Suppose you have an entity called Software that has a list component, which contains “Proseware Desktop” as an entry. In your utterance data, you have “I want to buy Proseware Desktop Pro” with “Proseware Desktop Pro” tagged as Software:
When you do not combine components, the entity will return twice:
An entity can sometimes be defined by multiple components but requires one or more of them to be present. Every component can be set as required, which means the entity will not be returned if that component wasn't present. For example, if you have an entity with a list component and a required learned component, it is guaranteed that any returned entity includes a learned component; if it doesn't, the entity will not be returned.
Required components are most frequently used with learned components, as they can restrict the other component types to a specific context, which is commonly associated to roles. You can also require all components to make sure that every component is present for an entity.
In the Language Studio, every component in an entity has a toggle next to it that allows you to set it as required.
Suppose you have an entity called Ticket Quantity that attempts to extract the number of tickets you want to reserve for flights, for utterances such as "Book two tickets tomorrow to Cairo".
Typically, you would add a prebuilt component for Quantity.Number that already extracts all numbers. However if your entity was only defined with the prebuilt, it would also extract other numbers as part of the Ticket Quantity entity, such as "Book two tickets tomorrow to Cairo at 3 PM".

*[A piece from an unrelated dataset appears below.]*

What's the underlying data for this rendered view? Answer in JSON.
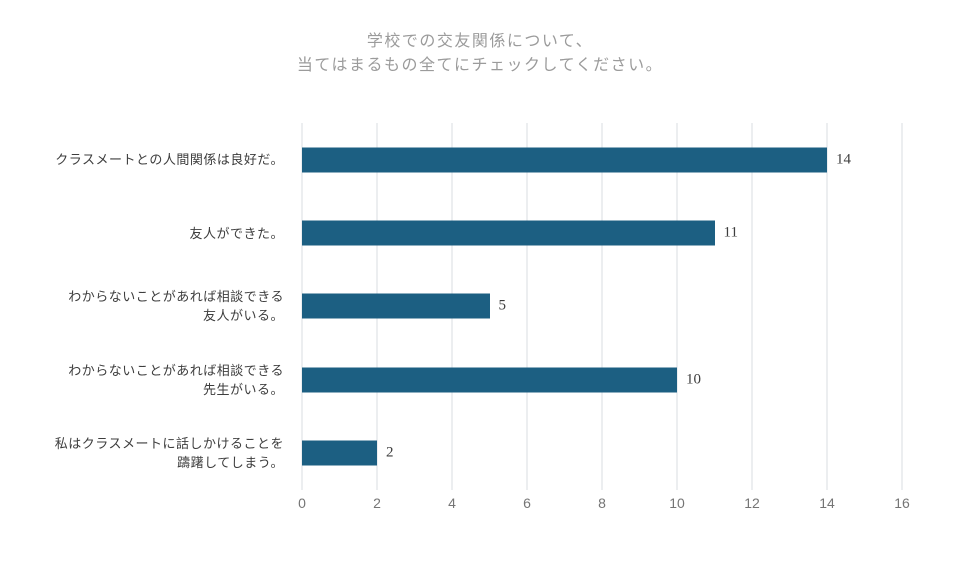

To resolve this, you would label a learned component in your training data for all the numbers that are meant to be Ticket Quantity. The entity now has 2 components, the prebuilt that knows all numbers, and the learned one that predicts where the Ticket Quantity is in a sentence. If you require the learned component, you make sure that Ticket Quantity only returns when the learned component predicts it in the right context. If you also require the prebuilt component, you can then guarantee that the returned Ticket Quantity entity is both a number and in the correct position.
How to use components and options
Components give you the flexibility to define your entity in more than one way. When you combine components, you make sure that each component is represented and you reduce the number of entities returned in your predictions.
A common practice is to extend a prebuilt component with a list of values that the prebuilt might not support. For example, if you have an Organization entity, which has a General.Organization prebuilt component added to it, the entity may not predict all the organizations specific to your domain. You can use a list component to extend the values of the Organization entity and thereby extending the prebuilt with your own organizations.
Other times you may be interested in extracting an entity through context such as a Product in a retail project. You would label for the learned component of the product to learn where a product is based on its position within the sentence. You may also have a list of products that you already know before hand that you'd like to always extract. Combining both components in one entity allows you to get both options for the entity.
When you do not combine components, you allow every component to act as an independent entity extractor. One way of using this option is to separate the entities extracted from a list to the ones extracted through the learned or prebuilt components to handle and treat them differently.
Previously during the public preview of the service, there were 4 available options: Longest overlap, Exact overlap, Union overlap, and Return all separately. Longest overlap and exact overlap are deprecated and will only be supported for projects that previously had those options selected. Union overlap has been renamed to Combine components, while Return all separately has been renamed to Do not combine components.